I received an email recently from a fund manager who is a value investor. The last several years have been rather daunting for those who call themselves such. In many respects, it brings back memories of the 2000-2001 tech bubble, when value investors were totally out of synch with the markets, and ridiculed big time by both investors and market commentators. In any event, this manager would put himself into the category of being a catalyst-driven value manager, one who focuses on how value will be realized by the shareholder. Events might include asset sales, reinvesting in neglected businesses (a la the Nestlé North American candy brands), new management, shareholder activists rattling the cages. All of these result in event-driven situations causing change. Now what I learned that I had not known was that a number of value shops have shuttered this year. This gentleman was expecting more to follow, especially given the pressures from the shift to passive. He especially felt that the value investment firms who fell into the category of return to the mean investors were most at risk.

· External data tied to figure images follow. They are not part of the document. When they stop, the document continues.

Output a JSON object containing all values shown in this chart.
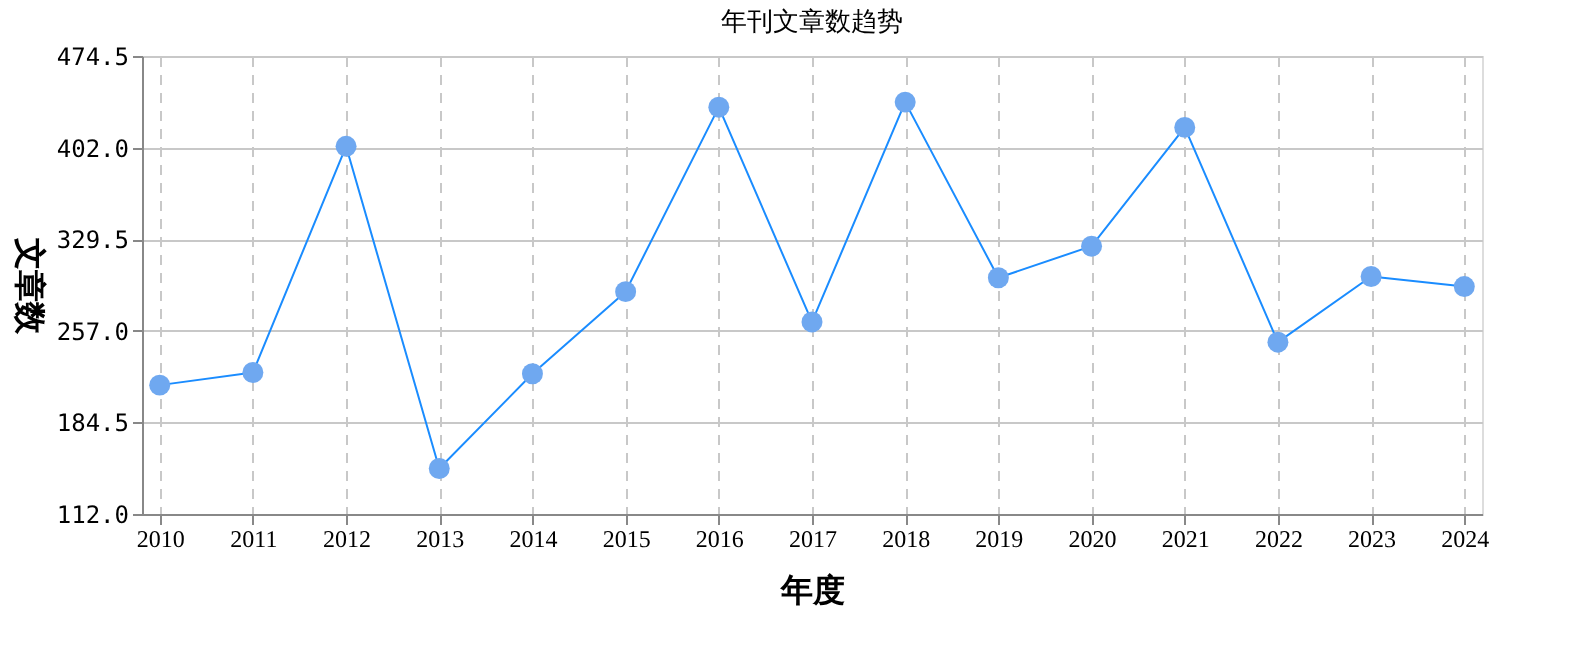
{
  "chart_data": {
    "type": "line",
    "title": "年刊文章数趋势",
    "xlabel": "年度",
    "ylabel": "文章数",
    "categories": [
      "2010",
      "2011",
      "2012",
      "2013",
      "2014",
      "2015",
      "2016",
      "2017",
      "2018",
      "2019",
      "2020",
      "2021",
      "2022",
      "2023",
      "2024"
    ],
    "series": [
      {
        "color": "#1a8cff",
        "values": [
          214,
          224,
          403,
          148,
          223,
          288,
          434,
          264,
          438,
          299,
          324,
          418,
          248,
          300,
          292
        ]
      }
    ],
    "ylim": [
      112,
      474.5
    ],
    "yticks": [
      {
        "value": 112,
        "label": "112.0"
      },
      184.5,
      {
        "value": 257,
        "label": "257.0"
      },
      329.5,
      {
        "value": 402,
        "label": "402.0"
      },
      474.5
    ],
    "grid": true,
    "marker": "circle",
    "line_style": "solid"
  }
}
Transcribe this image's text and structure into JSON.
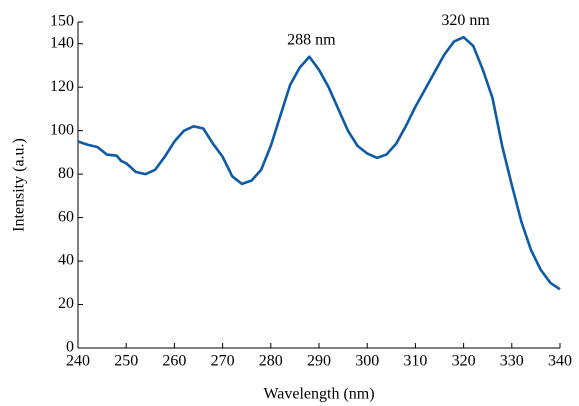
{
  "chart_data": {
    "type": "line",
    "x_label": "Wavelength (nm)",
    "y_label": "Intensity (a.u.)",
    "x": [
      240,
      242,
      244,
      246,
      248,
      249,
      250,
      252,
      254,
      256,
      258,
      260,
      262,
      264,
      266,
      268,
      270,
      272,
      274,
      276,
      278,
      280,
      282,
      284,
      286,
      288,
      290,
      292,
      294,
      296,
      298,
      300,
      302,
      304,
      306,
      308,
      310,
      312,
      314,
      316,
      318,
      320,
      322,
      324,
      326,
      328,
      330,
      332,
      334,
      336,
      338,
      340
    ],
    "series": [
      {
        "color": "#0d5ba6",
        "values": [
          95,
          93.5,
          92.5,
          89,
          88.5,
          86,
          85,
          81,
          80,
          82,
          88,
          95,
          100,
          102,
          101,
          94,
          88,
          79,
          75.5,
          77,
          82,
          93,
          107,
          121,
          129,
          134,
          128,
          120,
          110,
          100,
          93,
          89.5,
          87.5,
          89,
          94,
          102,
          111,
          119,
          127,
          135,
          141,
          143,
          139,
          128,
          115,
          93,
          75,
          58,
          45,
          36,
          30,
          27
        ]
      }
    ],
    "annotations": [
      {
        "text": "288 nm",
        "x": 288
      },
      {
        "text": "320 nm",
        "x": 320
      }
    ],
    "xlim": [
      240,
      340
    ],
    "xticks": [
      240,
      250,
      260,
      270,
      280,
      290,
      300,
      310,
      320,
      330,
      340
    ],
    "ylim": [
      0,
      150
    ],
    "yticks": [
      0,
      20,
      40,
      60,
      80,
      100,
      120,
      140,
      150
    ]
  }
}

Return to the mean as a value strategy can be attractive from a profit-margins of the business point of view. One identifies, usually by various screening methodologies (or just reading the weekly Value Line) those securities that, based on some measure of statistical cheapness, are worthy of further examination. You can make do with a pool of analysts who are relatively inexpensive compared to hiring those with extensive industry experience (those who know when they are being lied to by either managements or the financials vis a vis what the business should produce). Often the hope is that the market at some point identifies your group of below the mean businesses as too cheap. There then is a mad dash to buy them, pushing them all up, in effect a rising tide floating the boats.
It could happen. But for those with patience, I refer you to Horizon Kinetics’ excellent Q2 Market Commentary. They point out that of the S&P 500’s annualized 10 year return of 14.7% to 6/30/2019, 10% of it came from just five companies – Microsoft, Apple, Amazon, Facebook, and Google. The question they raise is, how much more can the internet grow before saturation is reached and growth rates slow (which means share prices must fall)? The last point I will leave you with, but encourage you to read the entire piece, is that the way indices such as the S&P 500 are constructed leads to them ultimately becoming undiversified. This is because a tiny number of firms become quite successful and dominate their respective index. The under diversification becomes even more of a problem when you account for the misclassification of companies into different industries. After adjustments, they are often very correlated. Indeed, by Horizon’s estimate, the Internet Beneficiary weighting of the S&P 500 is 31.63%.
So, understand that what you see, or what you think you see, in terms of index diversification, is often not the case. After adjustments, your sector weightings can be quite concentrated. The solution – as said in the past – look for truly uncorrelated businesses. And, try to know what degree of risk you really want to take.